I learned how to create a web crawler using the python framework Scrapy. I learned about the web extraction process, about the asynchronous nature of Scrapy and the Twisted Framework and how to scrape data from infinitely scrolling pages. I also learned about cleaning and manipulating data through the Pandas library and about version control software such as Git. As of now I am learning more about natural language processing through reading papers and watching videos abou the BERT model and about transformers.

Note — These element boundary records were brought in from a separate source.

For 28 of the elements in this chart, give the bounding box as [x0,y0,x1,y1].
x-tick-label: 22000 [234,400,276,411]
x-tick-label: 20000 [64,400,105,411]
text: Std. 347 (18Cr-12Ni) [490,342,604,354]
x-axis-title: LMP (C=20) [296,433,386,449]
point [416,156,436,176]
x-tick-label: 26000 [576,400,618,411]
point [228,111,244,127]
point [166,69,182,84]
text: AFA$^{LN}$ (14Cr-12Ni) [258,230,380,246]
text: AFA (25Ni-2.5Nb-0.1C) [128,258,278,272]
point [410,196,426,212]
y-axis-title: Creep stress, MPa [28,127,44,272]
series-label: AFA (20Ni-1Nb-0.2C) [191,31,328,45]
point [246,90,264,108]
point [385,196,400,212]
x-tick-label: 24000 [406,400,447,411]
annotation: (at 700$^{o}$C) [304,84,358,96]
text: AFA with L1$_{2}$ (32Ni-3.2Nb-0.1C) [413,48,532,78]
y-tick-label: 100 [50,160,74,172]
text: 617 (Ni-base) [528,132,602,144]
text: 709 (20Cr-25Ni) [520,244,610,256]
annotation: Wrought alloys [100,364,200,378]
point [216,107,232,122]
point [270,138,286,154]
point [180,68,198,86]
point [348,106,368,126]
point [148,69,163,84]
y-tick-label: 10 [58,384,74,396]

Tools Used: Python, Pandas, BeautifulSoup, Git, Colab, Visual Studio Code, Bash

Soft Skills: Collaboration with teammates across the world, time management, effective communication and idea generation.

Achievement Highlights

  1. Successfully scraped the Huel forum on Discourse through Scrapy

  2. Successfully cleaned the dataframes through Pandas

  3. Learned more about version control and about Natural Language Processing, more specifically the BERT model

List of Meetings Attended

I have attended all meetings to date.

Goals for the Upcoming Week

My goal is to now finalize my comprehension of the BERT model and then implement it with the concatenated datasets in order to train the model to predict the appropriate forum based on a provided post.

Tasks Done

  • Scraped the data from the Huel Forum in the required format. This was difficult since I wasn’t familiar with the Scrapy framework and had to learn how to create a crawler.
  • Cleaned the data to remove HTML tags and then compiled multiple data frames using Pandas
  • Learned about BERT and began to understand how to implement the model.